Jonathan le Goëland, du repos dominical à l'athéisme raisonné.

Publié le par Manupoleon

En ces temps de records dopés à Manu ne sait quel carburant, Il se souvient de la seule image d'athlétisme qui a réussi à l'intéresser. Non pas que Manu, même avec 10 piqûres par jour dans les fesses, ferait mieux que les sprinteurs contemporains, mais enfin c'est à peu près le même plaisir de les voir que de manger un poulet aux hormones ayant réduit de moitié à la cuisson.

C'était à Göteborg, en 1995, c'était Jonathan Edwards, encore un rosbif, que les présentateurs de l'époque, les mêmes qu'aujourd'hui, annonçaient à peu près ainsi : "Et c'est au tour d'Edwards de s'élancer. Lui qui a longtemps refusé de concourir le dimanche par conviction religieuse, après avoir parlé avec son père, a décidé de participer aux championnats du monde. "Si Dieu m'a donné un don, a t il déclaré à la BBC, je dois l'utiliser".

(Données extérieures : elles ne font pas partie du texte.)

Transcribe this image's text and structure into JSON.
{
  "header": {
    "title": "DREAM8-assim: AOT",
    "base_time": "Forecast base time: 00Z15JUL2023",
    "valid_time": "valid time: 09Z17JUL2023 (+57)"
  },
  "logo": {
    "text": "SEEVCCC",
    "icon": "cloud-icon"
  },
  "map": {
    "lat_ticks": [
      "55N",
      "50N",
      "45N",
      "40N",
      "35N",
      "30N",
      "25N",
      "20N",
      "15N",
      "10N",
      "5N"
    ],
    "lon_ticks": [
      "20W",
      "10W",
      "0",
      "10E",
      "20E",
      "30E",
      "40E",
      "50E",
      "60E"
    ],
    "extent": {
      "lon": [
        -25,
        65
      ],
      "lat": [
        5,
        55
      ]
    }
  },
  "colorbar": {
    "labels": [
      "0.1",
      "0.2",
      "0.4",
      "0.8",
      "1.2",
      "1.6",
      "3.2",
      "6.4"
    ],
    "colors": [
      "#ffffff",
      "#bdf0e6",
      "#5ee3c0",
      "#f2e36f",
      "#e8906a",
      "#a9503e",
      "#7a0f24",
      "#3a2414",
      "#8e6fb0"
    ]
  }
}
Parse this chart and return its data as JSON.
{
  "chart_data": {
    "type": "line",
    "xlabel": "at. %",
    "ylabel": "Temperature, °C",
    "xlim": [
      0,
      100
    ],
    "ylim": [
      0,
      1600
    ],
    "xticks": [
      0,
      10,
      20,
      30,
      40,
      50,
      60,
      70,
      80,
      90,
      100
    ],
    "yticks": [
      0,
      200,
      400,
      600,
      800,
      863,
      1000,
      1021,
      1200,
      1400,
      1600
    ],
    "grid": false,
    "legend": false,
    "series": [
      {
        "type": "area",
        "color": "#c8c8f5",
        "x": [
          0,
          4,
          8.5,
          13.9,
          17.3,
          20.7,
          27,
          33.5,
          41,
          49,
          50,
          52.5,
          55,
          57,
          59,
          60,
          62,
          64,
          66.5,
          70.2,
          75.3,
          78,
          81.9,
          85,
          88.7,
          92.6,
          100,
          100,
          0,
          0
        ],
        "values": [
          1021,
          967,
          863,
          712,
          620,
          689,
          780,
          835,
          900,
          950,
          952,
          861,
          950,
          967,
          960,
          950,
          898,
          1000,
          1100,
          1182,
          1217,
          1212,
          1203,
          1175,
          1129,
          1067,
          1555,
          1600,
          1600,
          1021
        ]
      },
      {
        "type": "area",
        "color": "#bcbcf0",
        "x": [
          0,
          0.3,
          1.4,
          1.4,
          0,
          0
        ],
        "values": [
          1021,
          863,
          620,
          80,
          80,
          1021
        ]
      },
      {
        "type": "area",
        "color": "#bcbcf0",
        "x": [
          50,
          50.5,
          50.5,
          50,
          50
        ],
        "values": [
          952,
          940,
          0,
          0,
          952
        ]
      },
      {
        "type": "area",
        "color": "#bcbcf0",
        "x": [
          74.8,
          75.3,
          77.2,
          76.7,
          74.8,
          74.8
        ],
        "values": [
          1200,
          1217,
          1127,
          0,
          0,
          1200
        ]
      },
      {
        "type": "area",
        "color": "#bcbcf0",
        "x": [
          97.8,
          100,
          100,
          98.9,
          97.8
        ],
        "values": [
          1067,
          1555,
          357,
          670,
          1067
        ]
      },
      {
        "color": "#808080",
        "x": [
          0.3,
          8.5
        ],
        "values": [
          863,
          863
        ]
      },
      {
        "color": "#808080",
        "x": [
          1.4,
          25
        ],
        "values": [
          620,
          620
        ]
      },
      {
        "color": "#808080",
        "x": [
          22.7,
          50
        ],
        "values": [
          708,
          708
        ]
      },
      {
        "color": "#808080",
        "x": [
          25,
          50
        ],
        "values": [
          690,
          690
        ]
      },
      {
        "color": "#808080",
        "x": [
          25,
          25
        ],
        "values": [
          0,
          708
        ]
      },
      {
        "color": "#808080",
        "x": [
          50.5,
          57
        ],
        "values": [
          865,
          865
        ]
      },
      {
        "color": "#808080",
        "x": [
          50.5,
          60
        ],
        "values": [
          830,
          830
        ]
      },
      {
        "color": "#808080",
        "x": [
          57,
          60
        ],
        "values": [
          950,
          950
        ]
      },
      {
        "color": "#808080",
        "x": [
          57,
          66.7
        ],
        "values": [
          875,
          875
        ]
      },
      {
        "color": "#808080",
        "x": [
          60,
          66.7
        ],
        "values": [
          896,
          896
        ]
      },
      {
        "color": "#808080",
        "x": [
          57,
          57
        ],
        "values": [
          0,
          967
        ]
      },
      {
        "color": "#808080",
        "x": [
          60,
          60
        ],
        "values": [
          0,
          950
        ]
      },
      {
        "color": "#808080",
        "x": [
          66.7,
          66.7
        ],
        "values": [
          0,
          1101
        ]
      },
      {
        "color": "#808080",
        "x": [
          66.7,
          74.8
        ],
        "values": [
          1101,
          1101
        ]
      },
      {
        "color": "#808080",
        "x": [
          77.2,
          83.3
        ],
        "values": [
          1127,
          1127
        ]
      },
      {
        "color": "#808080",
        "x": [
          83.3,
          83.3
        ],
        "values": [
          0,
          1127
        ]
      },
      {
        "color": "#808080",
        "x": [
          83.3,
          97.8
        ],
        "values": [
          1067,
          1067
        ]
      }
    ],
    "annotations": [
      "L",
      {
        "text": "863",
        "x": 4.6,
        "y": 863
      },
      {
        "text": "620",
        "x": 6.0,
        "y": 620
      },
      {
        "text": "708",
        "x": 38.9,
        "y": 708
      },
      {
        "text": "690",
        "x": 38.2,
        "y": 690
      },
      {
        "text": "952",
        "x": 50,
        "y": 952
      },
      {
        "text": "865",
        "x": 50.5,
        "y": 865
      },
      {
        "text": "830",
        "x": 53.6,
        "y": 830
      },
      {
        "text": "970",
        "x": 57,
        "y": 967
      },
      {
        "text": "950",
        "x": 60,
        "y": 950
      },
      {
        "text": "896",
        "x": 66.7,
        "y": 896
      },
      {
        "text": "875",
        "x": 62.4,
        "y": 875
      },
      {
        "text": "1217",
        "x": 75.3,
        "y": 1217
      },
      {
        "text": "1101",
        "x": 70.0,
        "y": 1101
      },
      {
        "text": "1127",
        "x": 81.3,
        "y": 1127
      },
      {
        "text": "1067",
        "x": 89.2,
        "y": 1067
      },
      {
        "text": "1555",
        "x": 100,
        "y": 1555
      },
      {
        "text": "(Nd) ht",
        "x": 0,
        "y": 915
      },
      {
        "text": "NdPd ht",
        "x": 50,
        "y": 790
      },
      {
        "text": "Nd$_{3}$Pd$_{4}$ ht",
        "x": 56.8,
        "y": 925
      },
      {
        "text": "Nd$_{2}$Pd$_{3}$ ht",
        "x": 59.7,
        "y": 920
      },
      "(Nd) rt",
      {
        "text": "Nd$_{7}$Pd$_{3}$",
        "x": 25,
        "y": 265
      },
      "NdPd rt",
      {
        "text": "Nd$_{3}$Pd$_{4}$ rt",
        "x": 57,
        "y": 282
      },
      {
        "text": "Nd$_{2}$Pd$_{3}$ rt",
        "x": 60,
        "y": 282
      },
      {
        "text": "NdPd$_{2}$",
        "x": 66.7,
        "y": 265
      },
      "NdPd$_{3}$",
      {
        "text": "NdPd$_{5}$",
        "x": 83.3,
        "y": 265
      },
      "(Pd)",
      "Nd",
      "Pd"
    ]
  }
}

Autant dire que ça partait mal et que Manu allait chercher les couteaux de cuisine et un billet d'Eurostar pour Londres quand, soudain, Edwards apparut sur l'écran. Une espèce de petit bonhomme tout mince, dont l'image tranchait, déjà, avec les taureaux de concours qui l'entouraient. Le petit bonhomme s'élance pour son triple saut. Et là Madame, attention, le petit bonhomme ne court pas, il vole, bat tous les records, passe les 18 mètres pour la première fois.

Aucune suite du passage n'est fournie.